Understanding the buyers funnel
Now that you know a little bit more about who will be venturing out on the buyer journey that you create, we'll take a look at the general buyer funnel.
The buyer funnel is a way of sorting visitors based on intent. So if a visitor is looking for information or to be educated, they would be at the top of the funnel. If a visitor is ready to buy from you, they would be at the bottom.
This funnel exists because it's provides a way to tailor your marketing message based on if they're ready to buy or just looking for some help to an issue they have. Think about where they are in the journey. You wouldn't try to push someone to buy if they know nothing about you or your products and services.
Another thing to keep in mind, your buyer funnel may be a bit different than the general one. Sometimes we make smaller purchases online and don't need a lot of hand holding, whereas some larger purchases, we'd like to learn what we can.
Hubspot provides a lot of info on each area and what types of marketing materials can fit in each one. Let's dive in.
Top of the funnel
The top of the funnel focuses on building SEO and providing educational content to visitors. Their value as a lead is low because the odds of them actually buying from you isn't quite clear yet. The hope is that they will continue down through the funnel.
Things you can offer here include:
- White papers
- Tip sheets
- How-to videos
Middle of the funnel
This would be a great time to experiment with gated content. The next step of the journey is to include a call to action where you would trade more valued content for their name and email.
So this part of the funnel focuses on building the relationship, starting to evaluate their potential as a lead, and nurturing them.
Things you can offer here are:
- Case studies
- Data sheets
- Demo videos
At this point, the visitors recognizes they have a problem and are looking for solutions. You want to show how your product or service can provide that help.
Bottom of the funnel
Now the lead is ready to buy. You just have to convince them to buy from you. This part of the funnel is whatever final nudge you can provide to move them into the right direction.
Some powerful methods include:
- Free trials
- Live Demos
Paving your journeys
We've talked about creating personas so you know who you're talking to and where to find them. We've also talked about each stage of the buyer funnel and what type of content goes best with each stage.
Now we move on to paving the specific journey your visitors will go on. There will likely be several. So we have to look at how they will find their way to your site, what pages they will land on, and what the next step is.
An example would be someone lands on your site by clicking a blog they found on Twitter. After reading the blog they click the call to action placed at the bottom, fill out your form, and convert into a lead.
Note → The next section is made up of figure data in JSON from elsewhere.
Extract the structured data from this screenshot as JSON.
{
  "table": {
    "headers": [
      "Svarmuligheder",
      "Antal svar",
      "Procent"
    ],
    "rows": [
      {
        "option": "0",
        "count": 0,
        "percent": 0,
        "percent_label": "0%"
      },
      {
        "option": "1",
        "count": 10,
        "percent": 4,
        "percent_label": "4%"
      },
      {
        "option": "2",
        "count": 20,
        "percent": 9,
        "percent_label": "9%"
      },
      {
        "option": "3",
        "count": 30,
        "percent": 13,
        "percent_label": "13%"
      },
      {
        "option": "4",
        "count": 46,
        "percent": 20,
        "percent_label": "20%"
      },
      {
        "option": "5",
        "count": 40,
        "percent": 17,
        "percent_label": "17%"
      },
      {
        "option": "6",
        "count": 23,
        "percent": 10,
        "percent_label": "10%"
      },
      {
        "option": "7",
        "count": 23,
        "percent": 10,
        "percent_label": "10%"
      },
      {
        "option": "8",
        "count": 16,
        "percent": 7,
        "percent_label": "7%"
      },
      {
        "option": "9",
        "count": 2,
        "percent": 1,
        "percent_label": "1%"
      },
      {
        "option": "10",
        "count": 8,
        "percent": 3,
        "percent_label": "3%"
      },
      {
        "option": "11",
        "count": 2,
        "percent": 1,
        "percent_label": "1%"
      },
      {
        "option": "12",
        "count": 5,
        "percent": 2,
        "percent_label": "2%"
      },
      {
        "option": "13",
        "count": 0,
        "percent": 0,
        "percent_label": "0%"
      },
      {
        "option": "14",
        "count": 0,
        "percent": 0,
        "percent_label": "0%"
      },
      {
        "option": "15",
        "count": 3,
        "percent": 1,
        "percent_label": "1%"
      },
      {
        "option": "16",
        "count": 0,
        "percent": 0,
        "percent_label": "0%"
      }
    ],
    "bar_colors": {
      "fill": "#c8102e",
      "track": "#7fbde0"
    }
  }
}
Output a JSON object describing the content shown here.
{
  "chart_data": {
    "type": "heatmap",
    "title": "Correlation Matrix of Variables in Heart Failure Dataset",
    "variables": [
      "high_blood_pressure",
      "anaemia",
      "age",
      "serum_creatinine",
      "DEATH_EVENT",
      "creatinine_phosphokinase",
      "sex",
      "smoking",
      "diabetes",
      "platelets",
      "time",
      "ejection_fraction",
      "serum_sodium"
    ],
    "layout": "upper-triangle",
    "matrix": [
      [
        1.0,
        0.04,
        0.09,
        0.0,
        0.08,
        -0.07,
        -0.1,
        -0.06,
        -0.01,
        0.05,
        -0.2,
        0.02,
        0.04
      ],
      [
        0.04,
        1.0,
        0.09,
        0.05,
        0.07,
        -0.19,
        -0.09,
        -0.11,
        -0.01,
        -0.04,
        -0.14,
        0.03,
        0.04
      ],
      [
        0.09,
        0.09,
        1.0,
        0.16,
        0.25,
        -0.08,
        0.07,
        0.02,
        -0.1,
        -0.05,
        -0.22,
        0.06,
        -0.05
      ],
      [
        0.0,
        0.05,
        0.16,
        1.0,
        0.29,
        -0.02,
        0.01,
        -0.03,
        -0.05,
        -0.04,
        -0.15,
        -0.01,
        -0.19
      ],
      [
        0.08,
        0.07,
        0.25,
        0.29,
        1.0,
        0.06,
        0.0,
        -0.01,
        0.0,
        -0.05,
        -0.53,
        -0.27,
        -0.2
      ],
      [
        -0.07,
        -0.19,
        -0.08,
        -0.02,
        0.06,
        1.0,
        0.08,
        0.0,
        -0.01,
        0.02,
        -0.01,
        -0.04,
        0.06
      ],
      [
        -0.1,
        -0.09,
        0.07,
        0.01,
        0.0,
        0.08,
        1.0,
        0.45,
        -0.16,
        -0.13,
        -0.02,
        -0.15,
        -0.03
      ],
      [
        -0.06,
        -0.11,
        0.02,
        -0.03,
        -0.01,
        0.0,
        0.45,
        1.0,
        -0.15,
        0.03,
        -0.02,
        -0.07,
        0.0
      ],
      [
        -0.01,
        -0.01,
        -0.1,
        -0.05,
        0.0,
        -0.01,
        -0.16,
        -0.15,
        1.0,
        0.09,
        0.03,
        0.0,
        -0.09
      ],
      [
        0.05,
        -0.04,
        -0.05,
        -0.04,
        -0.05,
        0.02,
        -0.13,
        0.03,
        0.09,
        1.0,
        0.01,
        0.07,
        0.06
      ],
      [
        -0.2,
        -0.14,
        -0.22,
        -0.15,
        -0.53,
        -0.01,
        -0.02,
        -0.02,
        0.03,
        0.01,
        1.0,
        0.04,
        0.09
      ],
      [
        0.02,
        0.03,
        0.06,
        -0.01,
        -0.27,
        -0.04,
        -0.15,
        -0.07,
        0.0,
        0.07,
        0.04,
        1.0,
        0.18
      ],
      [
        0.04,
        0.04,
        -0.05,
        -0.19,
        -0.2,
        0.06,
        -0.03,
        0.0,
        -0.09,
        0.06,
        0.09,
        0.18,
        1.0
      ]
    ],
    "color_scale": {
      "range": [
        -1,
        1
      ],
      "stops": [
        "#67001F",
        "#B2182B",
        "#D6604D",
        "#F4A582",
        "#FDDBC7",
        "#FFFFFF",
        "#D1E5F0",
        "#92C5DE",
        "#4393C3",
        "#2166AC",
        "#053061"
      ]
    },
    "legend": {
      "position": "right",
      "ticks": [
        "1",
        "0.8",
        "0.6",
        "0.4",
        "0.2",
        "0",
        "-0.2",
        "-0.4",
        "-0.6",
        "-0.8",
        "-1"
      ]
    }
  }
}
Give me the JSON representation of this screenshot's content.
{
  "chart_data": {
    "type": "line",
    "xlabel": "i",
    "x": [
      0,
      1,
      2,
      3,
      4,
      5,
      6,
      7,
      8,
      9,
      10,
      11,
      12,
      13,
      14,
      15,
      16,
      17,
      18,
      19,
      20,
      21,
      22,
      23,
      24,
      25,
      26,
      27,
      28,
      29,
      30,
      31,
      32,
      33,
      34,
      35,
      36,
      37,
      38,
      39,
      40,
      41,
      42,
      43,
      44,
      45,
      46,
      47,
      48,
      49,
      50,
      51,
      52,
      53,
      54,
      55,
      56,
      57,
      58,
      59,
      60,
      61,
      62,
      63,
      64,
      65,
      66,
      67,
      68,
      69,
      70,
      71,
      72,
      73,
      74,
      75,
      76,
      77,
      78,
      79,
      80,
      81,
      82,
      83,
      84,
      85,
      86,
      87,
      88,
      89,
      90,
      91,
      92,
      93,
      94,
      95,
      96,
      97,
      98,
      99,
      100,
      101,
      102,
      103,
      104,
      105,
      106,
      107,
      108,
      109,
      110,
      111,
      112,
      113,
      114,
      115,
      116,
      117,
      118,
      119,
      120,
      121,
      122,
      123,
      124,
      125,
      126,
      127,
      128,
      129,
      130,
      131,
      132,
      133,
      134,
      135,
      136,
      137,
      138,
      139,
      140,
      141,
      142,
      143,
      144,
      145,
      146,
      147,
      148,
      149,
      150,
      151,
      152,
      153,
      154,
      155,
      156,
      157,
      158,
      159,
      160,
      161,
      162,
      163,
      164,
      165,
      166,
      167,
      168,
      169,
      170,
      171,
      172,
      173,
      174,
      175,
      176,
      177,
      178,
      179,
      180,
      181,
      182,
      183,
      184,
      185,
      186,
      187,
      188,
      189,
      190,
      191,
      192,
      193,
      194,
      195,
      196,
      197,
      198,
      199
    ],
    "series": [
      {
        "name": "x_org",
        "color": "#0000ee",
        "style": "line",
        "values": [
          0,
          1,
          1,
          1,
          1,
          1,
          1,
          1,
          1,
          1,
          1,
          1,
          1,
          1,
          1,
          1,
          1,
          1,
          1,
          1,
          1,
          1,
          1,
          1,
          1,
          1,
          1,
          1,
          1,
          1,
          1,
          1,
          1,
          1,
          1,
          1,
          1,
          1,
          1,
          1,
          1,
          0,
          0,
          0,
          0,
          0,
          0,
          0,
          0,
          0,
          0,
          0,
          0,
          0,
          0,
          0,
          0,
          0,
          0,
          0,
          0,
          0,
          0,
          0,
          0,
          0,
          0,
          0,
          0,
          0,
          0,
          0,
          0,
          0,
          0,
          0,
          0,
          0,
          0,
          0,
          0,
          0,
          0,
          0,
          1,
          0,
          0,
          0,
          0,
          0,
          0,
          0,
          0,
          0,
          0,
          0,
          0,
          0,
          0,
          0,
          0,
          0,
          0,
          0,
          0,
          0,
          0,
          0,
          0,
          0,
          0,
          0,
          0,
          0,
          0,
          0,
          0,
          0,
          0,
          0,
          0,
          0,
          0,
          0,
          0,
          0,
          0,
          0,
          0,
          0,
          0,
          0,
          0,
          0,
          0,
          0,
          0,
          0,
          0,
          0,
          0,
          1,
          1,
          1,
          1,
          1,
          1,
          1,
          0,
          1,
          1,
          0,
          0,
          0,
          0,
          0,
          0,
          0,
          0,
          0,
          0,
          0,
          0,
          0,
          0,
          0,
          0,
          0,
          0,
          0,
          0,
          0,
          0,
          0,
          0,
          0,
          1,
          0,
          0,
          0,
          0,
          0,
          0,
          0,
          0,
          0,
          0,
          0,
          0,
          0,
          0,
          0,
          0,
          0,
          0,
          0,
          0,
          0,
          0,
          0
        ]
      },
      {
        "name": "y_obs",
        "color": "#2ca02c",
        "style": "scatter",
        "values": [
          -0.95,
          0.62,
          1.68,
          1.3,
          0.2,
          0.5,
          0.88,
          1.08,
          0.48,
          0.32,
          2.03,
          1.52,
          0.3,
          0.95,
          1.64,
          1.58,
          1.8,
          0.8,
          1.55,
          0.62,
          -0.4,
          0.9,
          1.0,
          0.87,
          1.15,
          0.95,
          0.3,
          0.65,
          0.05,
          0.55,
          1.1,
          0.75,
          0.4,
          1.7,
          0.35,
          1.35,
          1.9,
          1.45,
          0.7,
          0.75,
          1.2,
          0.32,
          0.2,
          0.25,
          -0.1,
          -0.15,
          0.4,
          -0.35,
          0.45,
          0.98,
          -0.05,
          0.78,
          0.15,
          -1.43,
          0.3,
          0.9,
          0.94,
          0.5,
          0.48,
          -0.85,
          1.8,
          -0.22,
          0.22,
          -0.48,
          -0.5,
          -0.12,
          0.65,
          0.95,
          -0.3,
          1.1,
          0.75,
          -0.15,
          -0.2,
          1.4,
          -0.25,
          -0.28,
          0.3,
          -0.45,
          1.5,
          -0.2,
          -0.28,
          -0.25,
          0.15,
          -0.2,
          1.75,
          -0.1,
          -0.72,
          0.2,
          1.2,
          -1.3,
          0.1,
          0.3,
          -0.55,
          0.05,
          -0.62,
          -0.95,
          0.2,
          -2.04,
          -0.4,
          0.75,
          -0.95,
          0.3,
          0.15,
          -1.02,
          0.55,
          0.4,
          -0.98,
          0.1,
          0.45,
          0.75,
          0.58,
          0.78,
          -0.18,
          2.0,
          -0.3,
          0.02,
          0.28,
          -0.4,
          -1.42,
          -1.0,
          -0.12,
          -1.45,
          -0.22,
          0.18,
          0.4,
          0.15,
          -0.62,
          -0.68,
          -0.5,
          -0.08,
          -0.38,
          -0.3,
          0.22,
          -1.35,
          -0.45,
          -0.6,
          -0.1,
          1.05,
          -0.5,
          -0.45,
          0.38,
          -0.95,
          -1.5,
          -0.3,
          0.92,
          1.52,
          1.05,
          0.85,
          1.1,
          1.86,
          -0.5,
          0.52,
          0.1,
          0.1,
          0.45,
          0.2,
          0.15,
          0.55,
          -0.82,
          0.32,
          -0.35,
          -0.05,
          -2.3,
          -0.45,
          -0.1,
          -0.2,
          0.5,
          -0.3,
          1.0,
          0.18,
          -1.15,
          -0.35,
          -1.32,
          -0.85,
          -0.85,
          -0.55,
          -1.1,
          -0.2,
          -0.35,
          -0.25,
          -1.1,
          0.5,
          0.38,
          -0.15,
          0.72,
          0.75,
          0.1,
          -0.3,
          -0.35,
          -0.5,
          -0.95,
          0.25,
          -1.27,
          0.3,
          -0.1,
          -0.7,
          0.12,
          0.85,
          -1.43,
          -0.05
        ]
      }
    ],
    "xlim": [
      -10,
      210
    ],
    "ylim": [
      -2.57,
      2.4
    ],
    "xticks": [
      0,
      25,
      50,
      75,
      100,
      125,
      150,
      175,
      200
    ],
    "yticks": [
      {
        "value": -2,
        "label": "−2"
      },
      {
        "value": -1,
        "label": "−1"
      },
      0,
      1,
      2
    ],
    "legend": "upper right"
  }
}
I know this is oversimplified, but it explains the anatomy of a journey; arriving to the site, moving forward, and converting.
Start with who you're targeting and what you want them to do. You have the persona defined, so craft your message in a way that address their goals or challenges and place it where you know they're listening.
Make sure your content actually does provide them some value. It doesn't have to be a blog per se, but it should be tailored to the persona and where they are in the buyers funnel. Give them a bit of confidence on their path. There should also be a call to action somewhere noticeable on the page so they know where to move next.
This CTA could be anything; a consultation request, a product page, any way for the user to engage with your site, it's open-ended.
So we want to think of a journey as any path that leads a visitor to moving forward into the buyers funnel. A lot of though should be put into the message that leads people to your site and where it will take them.
Though each journey will be different, you should always keep a few things in mind: who will be on the journey, where they are in the buyer funnel, and where the path leads to. Every path is different, so you have to just tailor it and continue testing to see how the visitors interact with your site and see if they find their way to converting.